3. Clayton Kershaw to regain his velocity
A lot of people probably forget that Clayton Kershaw is only 30 years old. For pitchers, Kershaw should be right in his prime and for his level of elite status, should have at least four more years of prime Kershaw left in him.
While he certainly is still effective, he is no longer the same Kershaw that he was a few years ago. Kershaw’s peak (thus far) came in 2014, where he won the National League MVP after tossing 198.1 innings to the tune of a 1.77 ERA.
Kershaw overcame a slow start in 2015 to still finish the season with a career-high 33 starts and 2.13 ERA. That is a career year for anyone not named Clayton Kershaw and would have warranted the Cy Young if it wasn’t for Jake Arrieta and Zack Greinke‘s insane years.
Kershaw was great the following year but that is when the problems started to kick in. Despite having a career-best 1.69 season ERA, Kershaw made just 21 starts and started his injury-filled journey to where he is now; boasting a fastball that is five to six miles per hour slower than it was before.
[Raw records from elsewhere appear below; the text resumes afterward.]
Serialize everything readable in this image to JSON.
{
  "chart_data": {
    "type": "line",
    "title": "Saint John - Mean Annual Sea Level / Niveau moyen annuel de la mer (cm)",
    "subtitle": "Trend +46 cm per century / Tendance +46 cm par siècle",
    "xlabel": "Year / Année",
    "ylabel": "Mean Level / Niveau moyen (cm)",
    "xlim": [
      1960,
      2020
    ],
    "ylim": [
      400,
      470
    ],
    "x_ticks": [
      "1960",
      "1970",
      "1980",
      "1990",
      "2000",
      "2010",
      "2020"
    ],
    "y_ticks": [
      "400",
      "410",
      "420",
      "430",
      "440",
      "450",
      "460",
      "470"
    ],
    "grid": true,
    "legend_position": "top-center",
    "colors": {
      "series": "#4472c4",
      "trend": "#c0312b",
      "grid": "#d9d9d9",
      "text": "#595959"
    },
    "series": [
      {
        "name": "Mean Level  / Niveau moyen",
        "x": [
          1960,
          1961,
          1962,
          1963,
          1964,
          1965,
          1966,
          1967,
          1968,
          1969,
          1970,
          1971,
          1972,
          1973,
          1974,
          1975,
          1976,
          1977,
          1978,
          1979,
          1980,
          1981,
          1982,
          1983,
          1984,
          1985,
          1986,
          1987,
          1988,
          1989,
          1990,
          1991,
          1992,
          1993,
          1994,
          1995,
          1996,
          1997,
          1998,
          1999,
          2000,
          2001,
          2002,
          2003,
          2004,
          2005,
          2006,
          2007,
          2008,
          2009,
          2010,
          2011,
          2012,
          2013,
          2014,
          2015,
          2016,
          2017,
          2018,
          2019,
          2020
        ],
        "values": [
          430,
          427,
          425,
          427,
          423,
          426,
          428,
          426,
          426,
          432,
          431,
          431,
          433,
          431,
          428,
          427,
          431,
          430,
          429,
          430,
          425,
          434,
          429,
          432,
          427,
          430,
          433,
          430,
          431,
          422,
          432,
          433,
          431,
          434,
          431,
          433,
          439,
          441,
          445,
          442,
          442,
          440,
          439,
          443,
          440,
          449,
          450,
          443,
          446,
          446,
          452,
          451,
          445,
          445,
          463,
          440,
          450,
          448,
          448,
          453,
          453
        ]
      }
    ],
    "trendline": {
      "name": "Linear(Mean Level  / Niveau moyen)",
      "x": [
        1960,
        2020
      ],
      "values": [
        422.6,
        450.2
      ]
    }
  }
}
That has changed the way that Kershaw pitches and has made him more susceptible to the long ball. While Kershaw was still effective last year (2.73 ERA) he is not the same Kershaw that we know and love, mostly because of that velocity.
We don’t expect Kershaw to be pumping above 95 consistently but if he could even get his fastball in the 93-95 range, every single pitch, I would be more than happy. Hopefully, he can stay healthy and prove to us that he still has a lot left in the gas tank.